LOS ANGELES: It was the Michael Jackson his fans love to remember: a creative genius, a lean, muscular athlete and a doting father.

A court case that is expected to shred his reputation took a detour into the positive this week with testimony about the singer’s talent and kindness.

A makeup artist and a former dancer depicted Jackson as a hardworking “magical” star who inspired those around him, softening the tone of a trial set to scrutinise his darker side.

“He was a gentleman. He was elegant. He was brilliant,” Karen Faye, who did the king of pop’s hair and makeup for nearly 30 years, told a packed Los Angeles superior court. “I found myself working with this magical person.” Faye said she had never seen another performer with such energy or drive.

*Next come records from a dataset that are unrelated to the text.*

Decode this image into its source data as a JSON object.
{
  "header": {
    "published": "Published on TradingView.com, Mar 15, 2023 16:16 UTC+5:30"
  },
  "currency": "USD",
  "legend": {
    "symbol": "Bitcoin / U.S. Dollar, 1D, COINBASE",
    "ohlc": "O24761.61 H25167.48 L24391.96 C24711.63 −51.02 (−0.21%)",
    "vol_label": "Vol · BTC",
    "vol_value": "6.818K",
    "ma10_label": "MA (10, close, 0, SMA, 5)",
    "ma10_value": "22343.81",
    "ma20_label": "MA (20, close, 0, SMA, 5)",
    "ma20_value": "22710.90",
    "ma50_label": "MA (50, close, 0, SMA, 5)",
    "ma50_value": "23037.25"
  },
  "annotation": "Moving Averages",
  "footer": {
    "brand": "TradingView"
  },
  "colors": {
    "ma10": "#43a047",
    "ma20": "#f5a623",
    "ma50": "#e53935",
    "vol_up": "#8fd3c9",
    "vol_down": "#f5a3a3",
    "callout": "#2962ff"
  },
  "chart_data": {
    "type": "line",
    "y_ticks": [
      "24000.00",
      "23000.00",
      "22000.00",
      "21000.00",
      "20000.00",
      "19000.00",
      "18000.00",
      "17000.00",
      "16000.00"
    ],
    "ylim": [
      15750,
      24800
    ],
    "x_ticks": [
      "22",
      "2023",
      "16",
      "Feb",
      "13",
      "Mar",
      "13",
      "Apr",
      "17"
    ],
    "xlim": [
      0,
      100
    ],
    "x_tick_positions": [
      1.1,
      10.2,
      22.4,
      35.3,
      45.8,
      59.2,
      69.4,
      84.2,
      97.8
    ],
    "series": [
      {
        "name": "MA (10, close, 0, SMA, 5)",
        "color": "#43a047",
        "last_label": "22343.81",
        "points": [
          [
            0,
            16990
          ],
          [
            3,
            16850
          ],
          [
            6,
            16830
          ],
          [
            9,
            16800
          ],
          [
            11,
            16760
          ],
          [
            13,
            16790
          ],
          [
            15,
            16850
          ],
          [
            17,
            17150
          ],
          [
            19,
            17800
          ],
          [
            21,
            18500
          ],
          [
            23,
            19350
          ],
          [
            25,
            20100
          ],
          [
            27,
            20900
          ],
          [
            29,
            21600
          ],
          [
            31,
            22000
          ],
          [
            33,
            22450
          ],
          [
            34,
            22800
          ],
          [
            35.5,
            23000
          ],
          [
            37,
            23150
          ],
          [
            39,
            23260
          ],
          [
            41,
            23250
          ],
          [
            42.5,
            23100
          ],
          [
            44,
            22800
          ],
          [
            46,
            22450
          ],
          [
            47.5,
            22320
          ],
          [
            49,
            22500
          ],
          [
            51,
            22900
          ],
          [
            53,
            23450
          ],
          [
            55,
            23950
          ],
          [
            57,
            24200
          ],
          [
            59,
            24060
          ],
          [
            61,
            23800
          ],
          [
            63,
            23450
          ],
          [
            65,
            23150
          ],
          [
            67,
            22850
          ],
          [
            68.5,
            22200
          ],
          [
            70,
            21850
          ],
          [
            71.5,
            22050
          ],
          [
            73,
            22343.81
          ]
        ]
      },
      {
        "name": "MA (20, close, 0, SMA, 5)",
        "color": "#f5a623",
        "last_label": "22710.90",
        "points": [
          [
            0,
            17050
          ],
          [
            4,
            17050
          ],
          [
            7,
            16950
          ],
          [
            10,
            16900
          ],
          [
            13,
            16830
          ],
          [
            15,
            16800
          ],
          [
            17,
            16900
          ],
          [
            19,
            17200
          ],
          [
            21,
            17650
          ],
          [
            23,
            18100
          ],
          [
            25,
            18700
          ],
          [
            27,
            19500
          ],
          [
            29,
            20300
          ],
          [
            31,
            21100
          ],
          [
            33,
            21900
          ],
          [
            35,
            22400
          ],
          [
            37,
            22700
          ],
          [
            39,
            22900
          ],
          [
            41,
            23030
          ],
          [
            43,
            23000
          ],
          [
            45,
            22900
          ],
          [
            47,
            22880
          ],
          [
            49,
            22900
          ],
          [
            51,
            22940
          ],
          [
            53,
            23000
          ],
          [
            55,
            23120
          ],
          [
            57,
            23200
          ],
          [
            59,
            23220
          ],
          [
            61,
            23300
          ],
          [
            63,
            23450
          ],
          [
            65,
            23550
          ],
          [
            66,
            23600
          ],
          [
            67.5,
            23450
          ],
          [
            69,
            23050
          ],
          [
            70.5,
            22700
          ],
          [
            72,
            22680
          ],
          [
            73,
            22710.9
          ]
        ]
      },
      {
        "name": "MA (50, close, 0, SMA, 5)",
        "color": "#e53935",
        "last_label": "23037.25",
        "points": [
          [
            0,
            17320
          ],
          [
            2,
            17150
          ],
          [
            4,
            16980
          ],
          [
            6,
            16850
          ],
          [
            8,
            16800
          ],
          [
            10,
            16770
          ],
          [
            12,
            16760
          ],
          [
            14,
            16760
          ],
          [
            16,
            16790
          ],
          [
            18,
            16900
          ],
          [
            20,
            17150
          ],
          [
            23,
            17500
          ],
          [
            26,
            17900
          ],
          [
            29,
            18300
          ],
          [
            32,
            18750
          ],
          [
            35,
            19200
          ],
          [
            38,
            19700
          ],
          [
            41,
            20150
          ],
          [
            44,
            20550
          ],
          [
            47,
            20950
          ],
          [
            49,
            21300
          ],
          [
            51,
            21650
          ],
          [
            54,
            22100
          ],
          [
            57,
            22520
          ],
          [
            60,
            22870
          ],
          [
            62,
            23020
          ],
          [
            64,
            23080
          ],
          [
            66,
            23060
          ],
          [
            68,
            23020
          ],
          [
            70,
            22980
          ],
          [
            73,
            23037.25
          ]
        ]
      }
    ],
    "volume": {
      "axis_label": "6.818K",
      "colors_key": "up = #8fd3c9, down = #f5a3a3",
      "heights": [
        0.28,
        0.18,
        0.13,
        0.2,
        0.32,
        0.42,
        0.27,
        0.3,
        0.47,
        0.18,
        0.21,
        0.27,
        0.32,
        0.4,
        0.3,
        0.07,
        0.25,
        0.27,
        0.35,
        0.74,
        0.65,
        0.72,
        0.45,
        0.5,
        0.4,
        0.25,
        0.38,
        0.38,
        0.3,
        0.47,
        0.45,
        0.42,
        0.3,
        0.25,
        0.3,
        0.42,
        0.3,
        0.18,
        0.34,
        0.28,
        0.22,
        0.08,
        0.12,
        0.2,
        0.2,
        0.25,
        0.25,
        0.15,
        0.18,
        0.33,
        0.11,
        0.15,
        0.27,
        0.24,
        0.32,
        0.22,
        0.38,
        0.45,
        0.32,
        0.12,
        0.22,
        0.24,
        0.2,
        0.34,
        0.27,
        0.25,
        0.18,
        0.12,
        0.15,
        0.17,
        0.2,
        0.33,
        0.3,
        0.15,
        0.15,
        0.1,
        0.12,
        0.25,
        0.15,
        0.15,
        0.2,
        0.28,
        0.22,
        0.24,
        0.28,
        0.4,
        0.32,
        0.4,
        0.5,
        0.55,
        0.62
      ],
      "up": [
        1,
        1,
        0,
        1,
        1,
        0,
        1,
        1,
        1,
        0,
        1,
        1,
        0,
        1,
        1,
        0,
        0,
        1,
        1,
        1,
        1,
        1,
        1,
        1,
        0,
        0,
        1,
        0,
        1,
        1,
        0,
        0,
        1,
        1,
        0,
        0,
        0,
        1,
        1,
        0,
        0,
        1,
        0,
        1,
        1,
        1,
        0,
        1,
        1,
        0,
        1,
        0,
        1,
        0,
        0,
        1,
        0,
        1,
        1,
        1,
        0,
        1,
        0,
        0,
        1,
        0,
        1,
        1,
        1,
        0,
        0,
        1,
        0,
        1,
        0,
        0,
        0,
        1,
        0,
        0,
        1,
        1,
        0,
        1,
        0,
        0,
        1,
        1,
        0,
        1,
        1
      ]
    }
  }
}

Earlier this week Alif Sankey, a dancer and associate producer, said she yearned to recreate Jackson’s magic. “Michael’s imagination was endless. He would visualise it, and it happened. It was amazing. It was like living a dream, working with an artist like that, and I will treasure it and have it in my memory forever.”

The glowing recollections followed grim testimony last week from a police officer and a paramedic, who detailed the circumstances of Jackson’s death at 50 in June 2009 while preparing for his comeback tour, ‘This Is It’.

His doctor, Conrad Murray, was convicted in 2011 of involuntary manslaughter for giving him the surgical anaesthetic propofol as a sedative at his rented home in Los Angeles.

Jackson’s family is suing the concert promoter AEG Live for wrongful death, on the grounds that it negligently hired Murray and pushed the singer to breaking point. Lawyers for both sides have said they will detail his addiction to drugs. AEG’s legal team warned of “ugly stuff” to come, a reference to revisiting Jackson’s child molestation trial in 2005.

In a separate development it emerged that Wade Robson, an Australian choreographer who testified in 2005 that Jackson did not molest him during sleepovers at his Neverland ranch, now claims he was abused by the singer. The claims were revealed in court documents filed on May 1.

Allegations of sex abuse are expected to be heard later in the trial, which may last throughout the summer. But this week a sunnier image of Jackson emerged. Faye hugged Jackson’s mother, Katherine, 82, and on occasion joked with Brian Panish, the family’s attorney, as she related the singer’s creativity and popularity.

Sankey described Jackson as being indomitable during a 1987 recording of his Smooth Criminal video. “I was completely inspired by his craft and inspired by his attention to every detail.”